I am considering getting a 10 month old female Hav that has been trained on pee pads. Riley only goes outside. Has anyone transitioned a dog to go outside who was only used to pee pads? Was it difficult?


----------



## Leigh96 (Dec 20, 2010)

I'll be watching this thread with interest. I'm starting Remy off with pee pads because it's been beyond cold outside and pee pads are much easier than both of us freezing our butts off every hour. I plan to make the transition as soon as the weather cooperates.


----------



## SOPHIES-MOM (Oct 4, 2010)

I saw a video of this very thing. Take a soiled pee pad outside and put it in the spot you want it to go. You might even put a clean one beside it. The dog should use the pad outside. After a few times, remove the pad but take the dog to the same place and it should go. Most dogs love to go outside, so it will probably be easier than you think.


----------



## Pipersmom (Jul 27, 2009)

Piper came from the breeder trained to go on pads. There was a transition period where I made both available until she understood. Every time she would potty outside, I would make a huge deal with praise and a treat.

I agree that dogs prefer to go outside and once she got it, that was it. She now refuses to use pads under any circumstance and as I look outside at the snow falling, I wish that was not the case


----------



## dbeech (Jun 16, 2009)

Pipersmom said:


> Piper came from the breeder trained to go on pads. There was a transition period where I made both available until she understood. Every time she would potty outside, I would make a huge deal with praise and a treat.
> 
> I agree that dogs prefer to go outside and once she got it, that was it. She now refuses to use pads under any circumstance and as I look outside at the snow falling, I wish that was not the case


Julie, did you start with a pee pad inside and move closer to the door? Did you ever take a pee pad outdoors as Sophie's Mom suggests?

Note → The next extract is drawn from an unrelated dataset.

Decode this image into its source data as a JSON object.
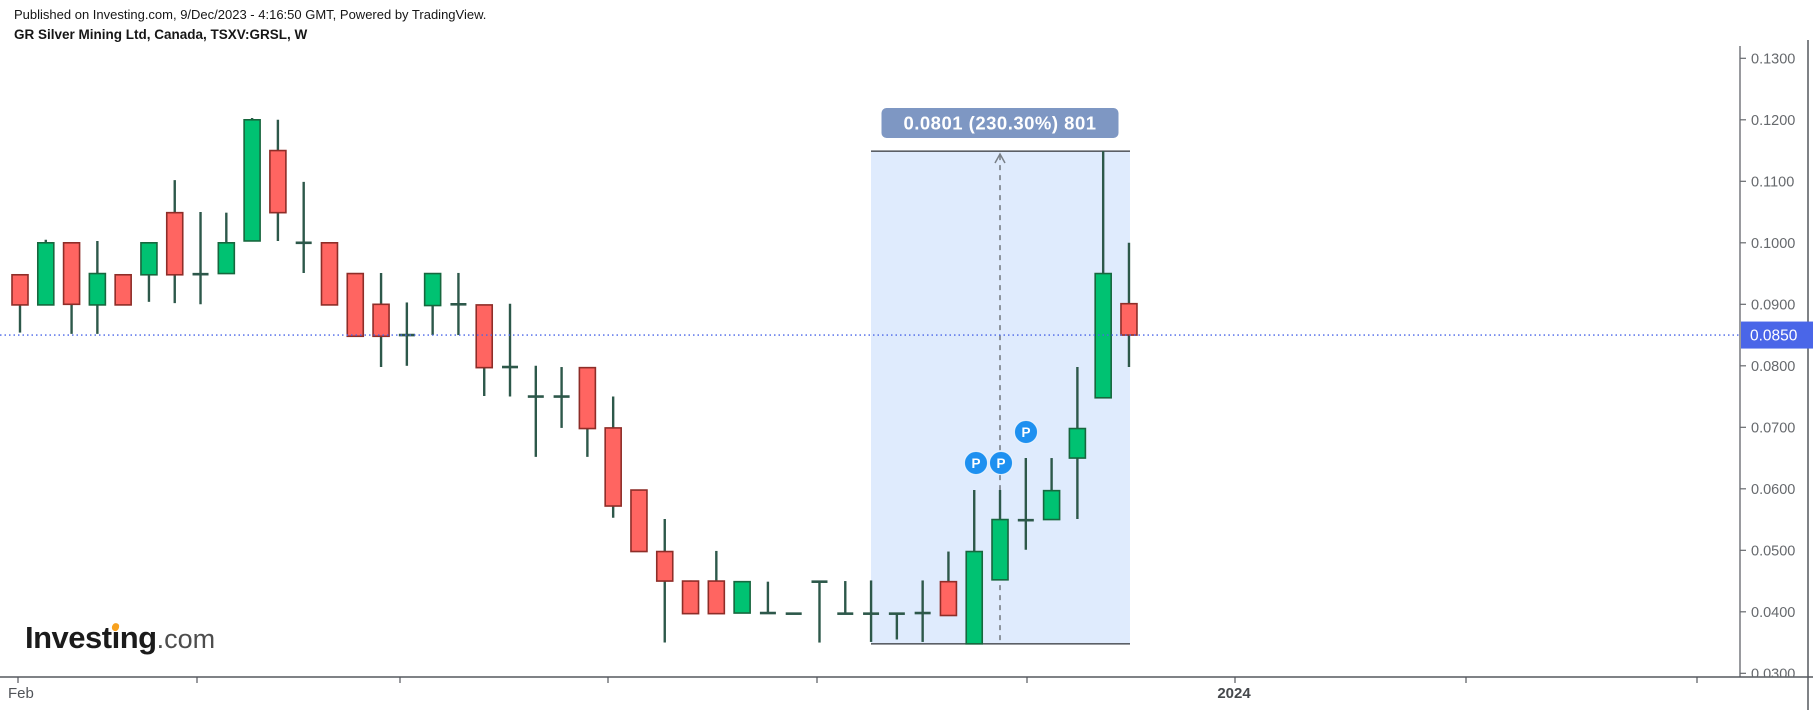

How long was the transition period?


----------



## Pipersmom (Jul 27, 2009)

dbeech said:


> Julie, did you start with a pee pad inside and move closer to the door? Did you ever take a pee pad outdoors as Sophie's Mom suggests?
> 
> How long was the transition period?


Debbie-It took about 3 months for her to go outside only. After the first month she was going primarily outside but still using the pads occasionally. Piper was 6 months old when I got her so she was a little older like your dog would be. I'm not sure if that made it harder or not.
I did try moving the pads closer and closer to the door but then she got confused and started peeing on area rugs  so I left it in one place. I had also read about bringing the pads outside but that didn't work for her either-I think it was confusing to her and maybe it was because she was a little older. She would run away from it when I put it on the grass.
What really worked was the praise and treats. I made a huge deal when she went outside and gave her a special treat that she only got for potty. I'm sure my neighbors thought I was nuts with all the clapping and cheering I was doing but it did work!


----------